Expert Opinion“This report highlights the strength and huge opportunities that exist within the sports sector but at the same time it reveals how vulnerable local economies can be to periods of economic turbulence.
“There are some interesting themes emerging in the report’s recommendations. Support and funding from the Government could accelerate and unlock the full economic potential of the WSL, as highlighted by the success of EURO 2022, and help RFU meet its ambitious objectives. Any scheme that promotes greater participation and viewership will boost economic activity both through higher match-day activity and longer-term productivity, culminating in a strong net benefit for regional economies across the UK.
“The report also calls for greater focus on financial issues and adapting to the climate crisis. Whether it is environmental or financial sustainability, both are key issues in sport and must be considered to future-proof the sports economy.”
Thomas Barnard, partner and National Head of Irwin Mitchell’s Sports sector team.
Josie Dent, Managing Economist at Cebr said: "Sports make a substantial contribution to the economies of cities in the UK. The sports sector promotes expenditure and employment, with total GVA for the sector in 2020 estimated at £1.3 billion in London, while sports activities are also linked to higher productivity and wellbeing, further boosting the UK economy."
Other key findings from the report:
- In absolute terms, London had the largest sports economy in 2020, with total sports GVA of £1.3 billion.
- Following London, Greater Manchester and Sheffield saw the largest sports economies, with the latter overtaking Edinburgh, Leeds, and Liverpool as it saw 9.3% annual growth.
- York saw the most rapid growth in sports GVA between 2019 and 2020. The city saw its sports economy expand by a third (33.3%) year-on-year.
- Southampton’s sport GVA fell by over 50% between 2019 and 2020 and headcount in the sector fell by over 1,000 during the same period.

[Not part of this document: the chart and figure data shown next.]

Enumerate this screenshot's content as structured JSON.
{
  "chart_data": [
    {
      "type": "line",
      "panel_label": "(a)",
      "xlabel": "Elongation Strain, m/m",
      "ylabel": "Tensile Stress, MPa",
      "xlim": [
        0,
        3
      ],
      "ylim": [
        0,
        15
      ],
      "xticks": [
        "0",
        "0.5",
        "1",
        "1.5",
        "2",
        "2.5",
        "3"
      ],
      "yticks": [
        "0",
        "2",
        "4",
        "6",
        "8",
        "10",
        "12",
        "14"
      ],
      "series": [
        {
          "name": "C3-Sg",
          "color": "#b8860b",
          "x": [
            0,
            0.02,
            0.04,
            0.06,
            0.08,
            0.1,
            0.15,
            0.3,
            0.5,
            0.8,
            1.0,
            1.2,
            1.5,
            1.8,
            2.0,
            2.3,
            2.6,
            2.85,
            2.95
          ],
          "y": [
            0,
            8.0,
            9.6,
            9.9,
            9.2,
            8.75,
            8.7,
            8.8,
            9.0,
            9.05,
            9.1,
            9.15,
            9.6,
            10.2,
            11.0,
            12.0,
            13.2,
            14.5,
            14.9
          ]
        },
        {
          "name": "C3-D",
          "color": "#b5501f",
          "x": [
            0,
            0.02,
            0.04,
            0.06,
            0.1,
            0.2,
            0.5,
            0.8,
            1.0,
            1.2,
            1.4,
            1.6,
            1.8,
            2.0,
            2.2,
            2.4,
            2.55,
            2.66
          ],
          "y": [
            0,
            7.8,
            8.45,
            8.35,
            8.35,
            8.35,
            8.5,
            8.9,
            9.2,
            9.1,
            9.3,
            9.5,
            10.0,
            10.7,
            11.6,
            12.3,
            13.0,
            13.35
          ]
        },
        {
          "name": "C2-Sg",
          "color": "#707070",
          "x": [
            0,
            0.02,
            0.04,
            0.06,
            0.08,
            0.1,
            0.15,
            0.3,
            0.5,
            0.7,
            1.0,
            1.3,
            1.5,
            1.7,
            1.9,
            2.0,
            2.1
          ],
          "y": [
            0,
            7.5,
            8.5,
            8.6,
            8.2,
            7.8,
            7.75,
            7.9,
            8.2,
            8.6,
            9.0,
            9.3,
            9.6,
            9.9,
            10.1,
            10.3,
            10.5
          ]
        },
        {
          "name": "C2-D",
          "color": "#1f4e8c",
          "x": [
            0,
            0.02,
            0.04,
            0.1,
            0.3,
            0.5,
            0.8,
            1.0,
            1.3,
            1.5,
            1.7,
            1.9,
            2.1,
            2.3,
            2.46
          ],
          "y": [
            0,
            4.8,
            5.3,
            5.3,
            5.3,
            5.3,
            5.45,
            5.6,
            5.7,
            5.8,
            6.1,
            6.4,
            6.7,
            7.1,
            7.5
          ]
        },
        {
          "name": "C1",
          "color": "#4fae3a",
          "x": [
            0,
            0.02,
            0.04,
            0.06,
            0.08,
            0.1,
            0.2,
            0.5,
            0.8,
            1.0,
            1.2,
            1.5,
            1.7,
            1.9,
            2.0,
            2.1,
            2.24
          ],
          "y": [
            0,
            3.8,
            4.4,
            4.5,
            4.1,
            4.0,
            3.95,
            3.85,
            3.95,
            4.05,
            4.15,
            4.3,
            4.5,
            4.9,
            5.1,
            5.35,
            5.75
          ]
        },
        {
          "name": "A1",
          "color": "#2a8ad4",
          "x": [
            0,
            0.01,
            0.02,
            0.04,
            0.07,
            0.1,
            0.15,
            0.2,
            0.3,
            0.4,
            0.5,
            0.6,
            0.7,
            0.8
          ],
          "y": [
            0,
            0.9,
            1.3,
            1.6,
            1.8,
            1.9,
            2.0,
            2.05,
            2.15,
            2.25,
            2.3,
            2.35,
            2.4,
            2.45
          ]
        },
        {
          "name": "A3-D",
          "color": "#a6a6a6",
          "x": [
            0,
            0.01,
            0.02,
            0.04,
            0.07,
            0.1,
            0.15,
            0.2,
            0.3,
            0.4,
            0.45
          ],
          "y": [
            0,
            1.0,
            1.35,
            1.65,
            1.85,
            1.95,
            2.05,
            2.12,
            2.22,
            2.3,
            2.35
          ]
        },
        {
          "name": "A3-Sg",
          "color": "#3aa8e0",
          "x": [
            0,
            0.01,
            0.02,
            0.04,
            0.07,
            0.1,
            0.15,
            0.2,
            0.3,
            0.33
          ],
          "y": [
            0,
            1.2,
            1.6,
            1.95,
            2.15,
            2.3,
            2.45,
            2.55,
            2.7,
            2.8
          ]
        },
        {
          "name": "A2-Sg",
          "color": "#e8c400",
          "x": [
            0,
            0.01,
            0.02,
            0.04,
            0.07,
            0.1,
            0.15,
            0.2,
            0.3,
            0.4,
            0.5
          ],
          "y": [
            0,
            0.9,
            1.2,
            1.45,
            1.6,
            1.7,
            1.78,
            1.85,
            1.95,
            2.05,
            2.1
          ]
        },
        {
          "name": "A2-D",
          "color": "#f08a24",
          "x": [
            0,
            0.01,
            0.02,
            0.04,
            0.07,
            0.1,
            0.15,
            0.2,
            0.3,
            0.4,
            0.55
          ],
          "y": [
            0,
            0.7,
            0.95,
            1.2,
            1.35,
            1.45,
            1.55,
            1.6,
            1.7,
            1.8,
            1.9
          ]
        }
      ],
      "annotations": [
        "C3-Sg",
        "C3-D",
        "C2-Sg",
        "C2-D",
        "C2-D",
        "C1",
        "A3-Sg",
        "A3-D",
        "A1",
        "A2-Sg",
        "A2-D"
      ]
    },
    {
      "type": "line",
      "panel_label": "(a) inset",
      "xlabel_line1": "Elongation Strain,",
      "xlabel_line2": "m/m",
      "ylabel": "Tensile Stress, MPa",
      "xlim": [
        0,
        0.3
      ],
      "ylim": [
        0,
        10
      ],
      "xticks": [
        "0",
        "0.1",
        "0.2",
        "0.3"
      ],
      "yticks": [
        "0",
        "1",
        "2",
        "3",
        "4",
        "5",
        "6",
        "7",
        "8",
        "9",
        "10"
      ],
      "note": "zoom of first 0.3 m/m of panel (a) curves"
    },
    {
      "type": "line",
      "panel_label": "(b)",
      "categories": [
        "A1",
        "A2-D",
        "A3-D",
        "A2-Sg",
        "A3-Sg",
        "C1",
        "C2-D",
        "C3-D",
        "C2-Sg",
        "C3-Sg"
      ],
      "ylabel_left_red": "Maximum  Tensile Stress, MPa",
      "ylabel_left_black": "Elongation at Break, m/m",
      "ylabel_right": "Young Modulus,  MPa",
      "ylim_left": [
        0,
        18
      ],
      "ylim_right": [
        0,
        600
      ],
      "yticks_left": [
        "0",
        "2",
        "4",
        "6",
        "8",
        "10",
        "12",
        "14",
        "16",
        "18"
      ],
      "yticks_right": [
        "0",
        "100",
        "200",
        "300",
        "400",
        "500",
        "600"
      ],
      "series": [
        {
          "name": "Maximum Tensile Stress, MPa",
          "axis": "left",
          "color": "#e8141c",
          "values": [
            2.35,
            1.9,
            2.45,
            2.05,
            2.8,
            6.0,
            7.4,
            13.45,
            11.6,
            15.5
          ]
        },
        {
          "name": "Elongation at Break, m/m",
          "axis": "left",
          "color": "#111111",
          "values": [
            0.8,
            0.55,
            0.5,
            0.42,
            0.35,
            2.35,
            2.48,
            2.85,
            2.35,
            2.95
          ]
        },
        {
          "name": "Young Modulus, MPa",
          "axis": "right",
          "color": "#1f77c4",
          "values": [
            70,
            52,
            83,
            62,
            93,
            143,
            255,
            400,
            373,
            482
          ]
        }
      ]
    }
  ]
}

Irwin Mitchell’s sport sector team advises individual athletes; sports clubs; leisure groups; national and international governing bodies and sports agencies. Its team of experts advise on a diverse range of issues including tax and image rights structures; dispute resolution and disciplinary action; commercial transactions; property; IP and employment law. Irwin Mitchell is the official legal partner of England Rugby; UK Athletics; and British Rowing.
Cebr used Business Register and Employment Survey (BRES) data (source: NOMIS) to assess the level of sports-related employment in each city (in 2020) and calculate the annual growth rate of sports employment.
Additionally, Cebr used Annual Business Survey (ABS) data (source: ONS) to estimate the economic activity (measured by GVA) directly generated by sports activities for each city. This was achieved by multiplying the number of people in sports employment in each city by the GVA per job given in the ABS data for each sports subsector in the respective year. Subsequently, regional GVA data from the ONS were used to assess the size of the sports related economy relative to total city GVA.
Cebr defined the sports sector by the following - Operation of sports facilities; Activities of sports clubs; Fitness facilities; Manufacture of sports goods; Retail sale of sporting equipment.